Report climate-related financial risk in accordance with the recommended framework and disclosures contained in the Task Force on Climate-related Financial Disclosures (“TCFD”), IFRS Disclosure Standards or a report developed in accordance with any regulated exchange, national government, or other governmental entity.

The TCFD recommendations are structured around four thematic “pillars” as follows:

      (1) Governance: Disclose the governance around climate-related risks and opportunities

              (a) Describe the board’s oversight of climate-related risks and opportunities (if the reporting entity has a Board)

              (b) Describe management’s role in assessing and managing climate-related risks and opportunities

      (2) Strategy: Disclose the actual and potential impacts of climate-related risks and opportunities on the reporting entity’s business, strategy and financial planning

              (a)  Describe the climate-related risks and opportunities that have been identified over the short, medium, and long term

              (b) Describe the impact of climate-related risks and opportunities on businesses, strategy, and financial planning

              (c) Describe the resilience of the strategy, taking into consideration different climate-related scenarios

      (3) Risk Management: Disclose how the entity identifies, assesses and manages climate-related risks and opportunities

              (a)  Describe the processes for identifying and assessing climate-related risks

              (b) Describe the processes for managing those risks

              (c) Describe how those are integrated into overall risk management

      (4) Metrics and Targets: Disclose metrics and targets used to assess and manage climate-related risks and opportunities

              (a) Disclose the metrics used to assess climate-related risks and opportunities in line with its strategy and risk management process

             (b) Describe the targets used to manage climate-related risks and opportunities, and performance against those targets

Publication

Make publicly available on reporting entity’s website and post link on CARB’s public docket

Administration/Enforcement

Reporting entities must pay an annual fee to CARB (to be set out in regulation)
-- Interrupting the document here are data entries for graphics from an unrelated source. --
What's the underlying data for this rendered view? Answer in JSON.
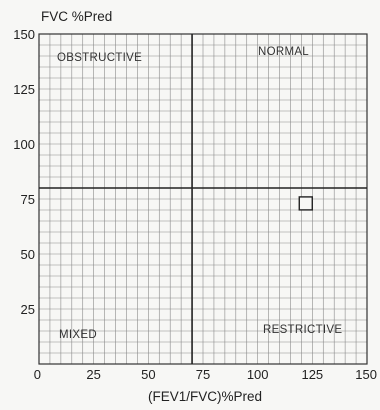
{
  "chart_data": {
    "type": "scatter",
    "title": "",
    "ylabel": "FVC %Pred",
    "xlabel": "(FEV1/FVC)%Pred",
    "xlim": [
      0,
      150
    ],
    "ylim": [
      0,
      150
    ],
    "x_ticks": [
      "0",
      "25",
      "50",
      "75",
      "100",
      "125",
      "150"
    ],
    "y_ticks": [
      "25",
      "50",
      "75",
      "100",
      "125",
      "150"
    ],
    "grid": true,
    "grid_step": 5,
    "reference_lines": {
      "x": 70,
      "y": 80
    },
    "quadrant_labels": {
      "top_left": "OBSTRUCTIVE",
      "top_right": "NORMAL",
      "bottom_left": "MIXED",
      "bottom_right": "RESTRICTIVE"
    },
    "series": [
      {
        "marker": "square",
        "points": [
          {
            "x": 122,
            "y": 73
          }
        ]
      }
    ]
  }
}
CARB to adopt regulations authorizing it to seek administrative penalties for non-filing, late filing or other reporting-related failures

Penalties imposed on a reporting entity may not exceed $50,000 in a reporting year

 

[1]      The GHG Protocol is currently revising the Corporate Accounting and Reporting Standard, Guidance on Scope 2 Emissions and Scope 3 Standard and Scope 3 Calculation Guidance to incorporate public feedback on its current standards and potential new guidance, with revised texts expected to be released in 2025, and final standards and guidance expected in the latter half of 2026. Public feedback was invited from November 2022 through March 2023, and the GHG Protocol has since released corresponding survey and proposal summary reports.

[2]      Please see Appendix A for a summary of the laws and their requirements.